One axis descriptor per dimension.

std::vector<std::string> field_names

Field names in payload storage order.

std::uint8_t format_version = current_format_version

ndtbl binary file format version.

enum class ndtbl::axis_kind : std::uint8_t

Describes how one interpolation axis is represented.

Values:

enumerator uniform

Axis coordinates are generated from minimum, maximum, and size.

enumerator explicit_coordinates

Axis coordinates are stored explicitly in ascending order.

enum class ndtbl::scalar_type : std::uint8_t

Scalar payload type stored in a table file.

Values:

enumerator float32

IEEE-754 single-precision floating-point payload values.

enumerator float64

IEEE-754 double-precision floating-point payload values.

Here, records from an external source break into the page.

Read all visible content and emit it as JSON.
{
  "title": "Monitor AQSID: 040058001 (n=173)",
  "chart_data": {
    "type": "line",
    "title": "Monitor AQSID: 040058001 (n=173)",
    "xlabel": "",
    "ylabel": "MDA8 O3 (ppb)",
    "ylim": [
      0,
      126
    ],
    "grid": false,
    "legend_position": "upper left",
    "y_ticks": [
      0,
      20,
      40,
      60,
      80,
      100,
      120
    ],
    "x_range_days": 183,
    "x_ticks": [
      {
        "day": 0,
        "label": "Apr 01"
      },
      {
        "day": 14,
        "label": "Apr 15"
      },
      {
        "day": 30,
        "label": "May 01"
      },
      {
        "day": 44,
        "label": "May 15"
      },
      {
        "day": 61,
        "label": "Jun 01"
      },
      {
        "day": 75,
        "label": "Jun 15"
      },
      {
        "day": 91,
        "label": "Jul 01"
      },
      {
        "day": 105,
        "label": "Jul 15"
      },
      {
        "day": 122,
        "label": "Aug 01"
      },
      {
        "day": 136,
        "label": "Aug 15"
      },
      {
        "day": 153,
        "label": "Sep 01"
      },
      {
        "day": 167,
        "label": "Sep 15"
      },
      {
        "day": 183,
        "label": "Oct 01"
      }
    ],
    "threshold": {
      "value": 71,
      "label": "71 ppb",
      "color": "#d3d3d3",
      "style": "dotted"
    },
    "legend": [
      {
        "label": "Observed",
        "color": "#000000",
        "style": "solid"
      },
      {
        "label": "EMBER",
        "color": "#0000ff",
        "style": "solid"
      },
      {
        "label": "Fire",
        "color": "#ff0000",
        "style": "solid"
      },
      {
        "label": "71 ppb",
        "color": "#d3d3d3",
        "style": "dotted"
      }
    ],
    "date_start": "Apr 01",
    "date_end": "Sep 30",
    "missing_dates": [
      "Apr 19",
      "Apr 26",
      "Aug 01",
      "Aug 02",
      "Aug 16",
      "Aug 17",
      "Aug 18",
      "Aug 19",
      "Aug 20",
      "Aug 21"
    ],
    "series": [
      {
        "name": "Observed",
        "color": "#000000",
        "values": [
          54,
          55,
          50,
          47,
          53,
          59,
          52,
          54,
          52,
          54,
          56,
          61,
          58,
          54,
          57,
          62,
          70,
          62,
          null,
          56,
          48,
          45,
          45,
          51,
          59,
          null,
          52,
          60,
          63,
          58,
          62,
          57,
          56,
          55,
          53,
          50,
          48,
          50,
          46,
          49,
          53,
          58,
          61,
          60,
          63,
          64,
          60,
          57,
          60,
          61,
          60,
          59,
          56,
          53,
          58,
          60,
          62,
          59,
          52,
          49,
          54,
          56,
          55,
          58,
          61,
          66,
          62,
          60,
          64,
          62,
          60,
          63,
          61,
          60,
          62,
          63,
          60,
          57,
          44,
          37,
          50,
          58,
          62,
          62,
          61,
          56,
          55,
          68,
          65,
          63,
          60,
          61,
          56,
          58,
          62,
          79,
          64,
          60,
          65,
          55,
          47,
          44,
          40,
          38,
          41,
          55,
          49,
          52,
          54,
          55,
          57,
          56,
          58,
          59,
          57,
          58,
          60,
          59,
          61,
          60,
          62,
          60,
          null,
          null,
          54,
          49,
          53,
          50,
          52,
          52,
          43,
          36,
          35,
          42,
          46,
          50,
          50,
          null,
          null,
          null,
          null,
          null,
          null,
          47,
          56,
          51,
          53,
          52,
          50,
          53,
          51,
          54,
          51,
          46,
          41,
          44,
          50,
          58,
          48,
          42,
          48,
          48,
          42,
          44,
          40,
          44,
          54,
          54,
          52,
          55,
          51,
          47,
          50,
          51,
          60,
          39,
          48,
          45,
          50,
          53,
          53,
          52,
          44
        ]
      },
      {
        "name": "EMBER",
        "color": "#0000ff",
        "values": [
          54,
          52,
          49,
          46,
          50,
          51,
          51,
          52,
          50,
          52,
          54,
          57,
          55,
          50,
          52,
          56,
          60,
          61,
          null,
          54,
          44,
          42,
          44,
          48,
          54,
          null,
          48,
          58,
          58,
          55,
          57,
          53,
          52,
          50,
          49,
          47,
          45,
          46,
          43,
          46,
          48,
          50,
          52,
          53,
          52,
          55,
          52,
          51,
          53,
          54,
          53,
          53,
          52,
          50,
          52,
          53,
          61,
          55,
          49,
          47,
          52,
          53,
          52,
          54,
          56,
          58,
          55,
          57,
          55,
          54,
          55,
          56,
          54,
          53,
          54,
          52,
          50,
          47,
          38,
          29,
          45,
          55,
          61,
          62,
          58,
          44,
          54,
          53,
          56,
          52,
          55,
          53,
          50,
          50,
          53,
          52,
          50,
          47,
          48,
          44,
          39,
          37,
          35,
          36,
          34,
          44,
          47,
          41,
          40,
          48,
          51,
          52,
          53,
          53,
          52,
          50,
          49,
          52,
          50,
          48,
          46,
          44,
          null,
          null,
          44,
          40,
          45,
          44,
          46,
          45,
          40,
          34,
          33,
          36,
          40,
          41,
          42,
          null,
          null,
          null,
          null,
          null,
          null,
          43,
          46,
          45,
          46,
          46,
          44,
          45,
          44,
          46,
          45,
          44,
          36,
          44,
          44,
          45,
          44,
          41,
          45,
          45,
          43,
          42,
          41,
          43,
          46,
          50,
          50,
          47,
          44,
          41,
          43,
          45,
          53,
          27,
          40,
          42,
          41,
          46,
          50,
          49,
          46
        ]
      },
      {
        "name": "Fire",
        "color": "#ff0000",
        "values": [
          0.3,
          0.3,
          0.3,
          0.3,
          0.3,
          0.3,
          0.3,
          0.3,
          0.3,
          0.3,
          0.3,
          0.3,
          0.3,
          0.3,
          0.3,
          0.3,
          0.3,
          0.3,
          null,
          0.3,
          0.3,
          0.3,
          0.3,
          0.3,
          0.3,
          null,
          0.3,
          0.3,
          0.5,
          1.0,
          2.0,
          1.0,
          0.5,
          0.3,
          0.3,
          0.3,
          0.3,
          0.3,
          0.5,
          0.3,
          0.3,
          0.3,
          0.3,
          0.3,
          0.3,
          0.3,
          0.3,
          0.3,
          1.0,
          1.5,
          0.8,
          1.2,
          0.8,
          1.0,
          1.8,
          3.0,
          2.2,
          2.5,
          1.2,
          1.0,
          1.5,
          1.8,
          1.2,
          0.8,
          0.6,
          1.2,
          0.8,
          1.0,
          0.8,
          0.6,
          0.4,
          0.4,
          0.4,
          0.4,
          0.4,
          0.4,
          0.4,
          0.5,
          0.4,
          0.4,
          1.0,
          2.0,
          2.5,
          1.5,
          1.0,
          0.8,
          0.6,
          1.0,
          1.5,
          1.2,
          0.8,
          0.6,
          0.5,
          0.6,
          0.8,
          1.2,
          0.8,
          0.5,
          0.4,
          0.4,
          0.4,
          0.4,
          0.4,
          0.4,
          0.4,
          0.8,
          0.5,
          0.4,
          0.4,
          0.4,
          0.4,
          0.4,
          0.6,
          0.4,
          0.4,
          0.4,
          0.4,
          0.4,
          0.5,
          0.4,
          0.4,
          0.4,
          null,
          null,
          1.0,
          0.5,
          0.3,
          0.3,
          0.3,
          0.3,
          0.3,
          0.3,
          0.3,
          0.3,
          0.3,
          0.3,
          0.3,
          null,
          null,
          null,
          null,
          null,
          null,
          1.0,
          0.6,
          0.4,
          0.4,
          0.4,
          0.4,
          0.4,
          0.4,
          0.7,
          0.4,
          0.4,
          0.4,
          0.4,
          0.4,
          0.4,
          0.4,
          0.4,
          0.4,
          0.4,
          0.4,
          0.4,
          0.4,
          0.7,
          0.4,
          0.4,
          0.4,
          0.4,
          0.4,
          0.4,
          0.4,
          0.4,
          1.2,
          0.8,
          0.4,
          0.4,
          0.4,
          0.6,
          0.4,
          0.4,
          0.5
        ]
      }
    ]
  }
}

enum class ndtbl::bounds_policy : std::uint8_t

Controls how interpolation queries outside the grid domain behave.

Values:

enumerator clamp

Clamp out-of-domain interpolation queries to the table bounds.

enumerator throw_error

Reject out-of-domain interpolation queries with an exception.

inline GroupMetadata ndtbl::read_group_metadata(const std::string &path)

Read only the metadata header of an ndtbl file.

This function validates the file header and axis descriptors without reading the field payload.

See also

read_field_group

See also

read_runtime_field_group

Parameters:

path – Input file path.

Returns:

Parsed metadata describing the stored group.

template<std::size_t Dim, class Stored>
inline FieldGroup<Dim, Stored> ndtbl::read_field_group(const std::string &path)

Read an ndtbl file into a typed field group.

The file dimension and scalar payload type must match the compile-time Dim and Stored arguments.

See also

read_group_metadata

See also

FieldGroup

Template Parameters:

  • Dim – Expected grid dimensionality of the file.

  • Stored – Expected scalar payload type stored in the file.

Parameters:

path – Input file path.

Returns:

Typed field group with payload storage of type Stored.

template<std::size_t Dim, class Output = double>
inline RuntimeFieldGroup<Dim, Output> ndtbl::read_runtime_field_group(const std::string &path)

Read an ndtbl file into a runtime-erased field group.

The file dimension must match the compile-time Dim argument. The scalar payload type is selected from file metadata at runtime.

See also

read_field_group

See also

read_group_metadata

See also

RuntimeFieldGroup

Template Parameters:

  • Dim – Expected grid dimensionality of the file.

  • Output – Output type used by runtime-erased interpolation.

Parameters:

path – Input file path.

Returns:

Runtime-erased field group with either float or double payload storage and Output interpolation results.